3. Star Trek (2009) – New Cast
Rotten Tomatoes Score: 95%, Domestic Gross: $257M
I don’t think Star Trek is the best of the Star Trek movies (duh, since it sits at number three on this list) but it is probably my favorite and definitely the one I would take with me to a desert island if I was only allowed to bring one Star Trek movie (I’m assuming this is a very specific desert island). There are flaws within it (time travel is always a risky maneuver) but I love what JJ Abrams did with the cast, the characters, and the direction in which he pointed the…ship (*insert gif of David Caruso putting on sunglasses*). Hardcore Trekkies may quibble with the character elements most of all but to me, Abrams went out of his way to respect the original canon while simultaneously giving the new franchise permission, as it were, to boldly go into new territory. Star Trek is fun, it’s energetic, and it makes this universe so easy to embrace for a new generation of would-be Trekkies.
2. First Contact (1996) – Next Generation Cast
Rotten Tomatoes Score: 93%, Domestic Gross: $92M
I know I’ve spent most of this list talking about how “fun” is an important part of the Star Trek universe that often gets overlooked but here’s where we have to take a slight turn: the top two Star Trek movies are the top two Star Trek movies because, for the most part, they set aside the fun and get super serious. First Contact is actually very dark. And that fits, because while Klingons and Romulans and Ferengi look cool and are, at times, menacing in their own right, The Borg are legitimately terrifying and moreover, they once enslaved Picard himself. First Contact has weight to it that most of the other Star Trek movies lack and it works so well for this particular story. In addition, the look of First Contact is on a whole other level from all the previous movies in the franchise. It is cleaner, sharper, and shot with more sophistication (of course advanced technologies help with this quite a bit) than any of non-Abrams movies. It’s sort of the manifestation of everything Next Generation built toward for seven seasons and I love it.

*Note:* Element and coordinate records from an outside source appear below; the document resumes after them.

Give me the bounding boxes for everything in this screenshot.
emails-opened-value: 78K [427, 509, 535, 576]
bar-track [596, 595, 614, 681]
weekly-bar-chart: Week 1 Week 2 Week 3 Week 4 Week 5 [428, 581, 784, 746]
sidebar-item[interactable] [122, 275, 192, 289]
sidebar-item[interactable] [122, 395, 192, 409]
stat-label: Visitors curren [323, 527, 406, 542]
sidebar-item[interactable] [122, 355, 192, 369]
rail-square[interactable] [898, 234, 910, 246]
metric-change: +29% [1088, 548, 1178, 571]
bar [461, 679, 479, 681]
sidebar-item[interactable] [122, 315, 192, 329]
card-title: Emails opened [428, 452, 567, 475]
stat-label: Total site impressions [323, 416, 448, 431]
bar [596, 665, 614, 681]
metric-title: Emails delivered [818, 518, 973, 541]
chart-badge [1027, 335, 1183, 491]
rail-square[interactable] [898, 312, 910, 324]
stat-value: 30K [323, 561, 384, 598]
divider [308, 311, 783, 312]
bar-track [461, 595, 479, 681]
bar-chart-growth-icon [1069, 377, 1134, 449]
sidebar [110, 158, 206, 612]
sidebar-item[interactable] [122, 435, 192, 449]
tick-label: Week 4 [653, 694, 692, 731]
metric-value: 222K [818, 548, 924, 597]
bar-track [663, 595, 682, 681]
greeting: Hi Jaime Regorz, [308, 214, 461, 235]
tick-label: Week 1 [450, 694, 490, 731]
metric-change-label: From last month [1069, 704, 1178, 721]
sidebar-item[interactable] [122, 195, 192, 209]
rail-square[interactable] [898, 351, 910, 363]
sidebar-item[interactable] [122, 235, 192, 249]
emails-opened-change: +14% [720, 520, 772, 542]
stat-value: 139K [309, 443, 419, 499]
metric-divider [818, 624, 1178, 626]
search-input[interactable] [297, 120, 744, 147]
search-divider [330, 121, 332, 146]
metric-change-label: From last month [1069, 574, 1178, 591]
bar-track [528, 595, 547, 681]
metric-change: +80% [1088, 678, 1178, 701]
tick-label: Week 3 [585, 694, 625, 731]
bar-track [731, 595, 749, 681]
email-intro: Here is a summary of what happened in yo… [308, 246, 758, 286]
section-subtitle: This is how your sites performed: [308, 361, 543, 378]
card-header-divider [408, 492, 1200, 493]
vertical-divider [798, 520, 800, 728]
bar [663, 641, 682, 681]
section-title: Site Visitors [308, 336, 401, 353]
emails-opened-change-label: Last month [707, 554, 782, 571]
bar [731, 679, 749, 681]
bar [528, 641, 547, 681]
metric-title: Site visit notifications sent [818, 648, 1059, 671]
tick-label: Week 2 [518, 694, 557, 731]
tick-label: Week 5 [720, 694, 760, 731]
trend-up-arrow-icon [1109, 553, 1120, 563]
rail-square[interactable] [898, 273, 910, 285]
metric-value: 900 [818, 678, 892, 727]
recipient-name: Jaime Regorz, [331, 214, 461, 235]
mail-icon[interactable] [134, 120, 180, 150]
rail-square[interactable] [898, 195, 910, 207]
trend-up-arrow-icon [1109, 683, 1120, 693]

1. The Wrath of Khan (1982) – Original Cast
Rotten Tomatoes Score: 88%, Domestic Gross: $78M
There are very few franchises that have an indisputable champion. Star Wars? You can have a serious debate between A New Hope and Empire Strikes Back. Bond? I personally think Skyfall takes the cake but ask five Bond fans and you’ll probably get five different answers. Avengers, X-Men, and on down the line, there will be very plausible disagreements between fans. But Star Trek? Star Trek has a clear-cut “best” and it’s Wrath of Khan. Khan is such a perfect embodiment of what the original series was all about but cranked up on steroids. The stakes are high, the battles are fierce, and Khan is such an incredible villain. Marvel would KILL to have a Khan in their universe and JJ was so obsessed with him that he almost (or perhaps did, depending on your position) scuttled his own movie trying so hard to make Khan awesome and menacing. It’s the perfect Star Trek movie but it’s also a fantastic piece of science fiction that, I think, holds up on its own better than any of its brothers.